The UK Advertising Standards Authority has upheld a complaint against three BT broadband ads lodged by supposed broadband buddy Virgin Media.

The ads were broadcast back in April, so it’s not clear what took the ASA so long to look into the matter, concluding somewhat redundantly that BT isn’t allowed to show those ads again. Since BT is already in the middle of a massive new advertising campaign this would appear to be a token sanction but at least it might set some kind of precedent, maybe.

The complaint itself was quite technical. In essence BT made some ads claiming its entry-level fibre speeds (52 Mbps) are faster than those of major competitors, and illustrated this visually via speedometer graphics that compared BT with Sky Fibre, which starts at 38 Mbps.

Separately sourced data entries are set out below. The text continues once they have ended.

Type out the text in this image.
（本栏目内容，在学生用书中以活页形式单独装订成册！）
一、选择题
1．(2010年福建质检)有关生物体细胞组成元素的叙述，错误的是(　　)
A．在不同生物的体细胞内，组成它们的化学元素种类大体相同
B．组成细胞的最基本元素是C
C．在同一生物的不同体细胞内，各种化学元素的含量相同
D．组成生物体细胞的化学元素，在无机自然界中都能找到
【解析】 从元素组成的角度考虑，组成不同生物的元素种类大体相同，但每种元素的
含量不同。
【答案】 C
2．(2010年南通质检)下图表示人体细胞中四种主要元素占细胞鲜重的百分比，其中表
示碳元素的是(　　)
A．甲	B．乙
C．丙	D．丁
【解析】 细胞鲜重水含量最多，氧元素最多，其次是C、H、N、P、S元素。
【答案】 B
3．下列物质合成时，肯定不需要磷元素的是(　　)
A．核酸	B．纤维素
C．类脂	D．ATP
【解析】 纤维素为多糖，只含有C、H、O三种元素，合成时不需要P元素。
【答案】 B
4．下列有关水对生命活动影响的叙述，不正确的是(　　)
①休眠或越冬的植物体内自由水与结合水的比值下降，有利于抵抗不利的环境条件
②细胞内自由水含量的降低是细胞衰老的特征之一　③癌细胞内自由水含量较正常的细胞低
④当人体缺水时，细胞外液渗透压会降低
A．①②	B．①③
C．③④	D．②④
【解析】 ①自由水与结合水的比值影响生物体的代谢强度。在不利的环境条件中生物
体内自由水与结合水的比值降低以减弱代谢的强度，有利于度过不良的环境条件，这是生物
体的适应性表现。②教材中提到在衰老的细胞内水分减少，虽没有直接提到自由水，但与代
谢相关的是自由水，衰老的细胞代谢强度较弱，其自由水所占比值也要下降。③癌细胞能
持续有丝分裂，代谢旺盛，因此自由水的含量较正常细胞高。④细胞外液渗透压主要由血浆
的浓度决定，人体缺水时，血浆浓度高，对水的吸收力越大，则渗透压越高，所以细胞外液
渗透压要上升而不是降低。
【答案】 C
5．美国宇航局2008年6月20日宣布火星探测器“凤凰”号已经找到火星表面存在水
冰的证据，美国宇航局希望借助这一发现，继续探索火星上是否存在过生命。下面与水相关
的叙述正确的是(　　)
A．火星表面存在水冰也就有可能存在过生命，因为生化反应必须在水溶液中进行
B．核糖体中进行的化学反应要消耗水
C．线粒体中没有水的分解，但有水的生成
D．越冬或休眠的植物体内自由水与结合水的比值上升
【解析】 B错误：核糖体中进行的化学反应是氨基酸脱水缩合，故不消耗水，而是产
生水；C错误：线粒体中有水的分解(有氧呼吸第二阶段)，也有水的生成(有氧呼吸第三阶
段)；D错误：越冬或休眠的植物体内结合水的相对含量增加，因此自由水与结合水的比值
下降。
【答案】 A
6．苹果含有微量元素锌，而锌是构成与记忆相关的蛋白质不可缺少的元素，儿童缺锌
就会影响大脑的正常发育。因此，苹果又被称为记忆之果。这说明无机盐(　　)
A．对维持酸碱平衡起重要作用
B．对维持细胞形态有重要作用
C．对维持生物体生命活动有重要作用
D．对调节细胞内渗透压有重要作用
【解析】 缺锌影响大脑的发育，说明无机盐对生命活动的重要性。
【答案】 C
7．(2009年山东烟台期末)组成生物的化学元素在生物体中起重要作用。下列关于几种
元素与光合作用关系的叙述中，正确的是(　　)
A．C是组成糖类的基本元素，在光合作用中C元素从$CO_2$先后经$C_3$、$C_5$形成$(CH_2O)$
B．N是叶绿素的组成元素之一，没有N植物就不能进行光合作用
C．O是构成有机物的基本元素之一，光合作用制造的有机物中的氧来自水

Virgin Media’s problem was that it thought this created the impression BT was referring to the broader market rather than just one player.

“The ads must not appear again in the form complained about,” concluded the ASA investigation. “We told British Telecommunications plc to ensure that future ads made clear the basis of the comparison ‘fastest fibre speeds as standard’.”

Meanwhile BT was last seen cornering Virgin in a bar, saying “Dude, not cool. I thought we were, like, bros and then you totally landed me in the sh*t for, like, no reason at all. I mean what’s the point in laying down all those good vibes about Openreach if you’re gonna just, like, bring me down the first chance you get? You cut me deep bro, you cut me deep.”

Just to show there are no hard feelings BT then went off and commissioned a piece of research from Analysis Mason with the apparent aim of demonstrating to Ofcom that a third UK fibre infrastructure player apart from BT and Virgin is a non-starter, according to the FT.

Ofcom demanded BT open up its ducts and poles to anyone else who fancied a go at creating a fibre network earlier this year, so this is BT saying ‘that’s all well and good but where’s the business case?’ Ofcom wants more competition but BT is saying the numbers don’t add up.

Ofcom seems unmoved by the report, with a spokesperson stating “We know from discussions with major operators that there is significant interest in laying fibre using BT’s network. Progress is happening each week, and smaller operators are building fibre networks in cities across the UK. The future is fibre, and we expect BT to play its part in making that happen.”

In other words, nice try BT now get back in your box.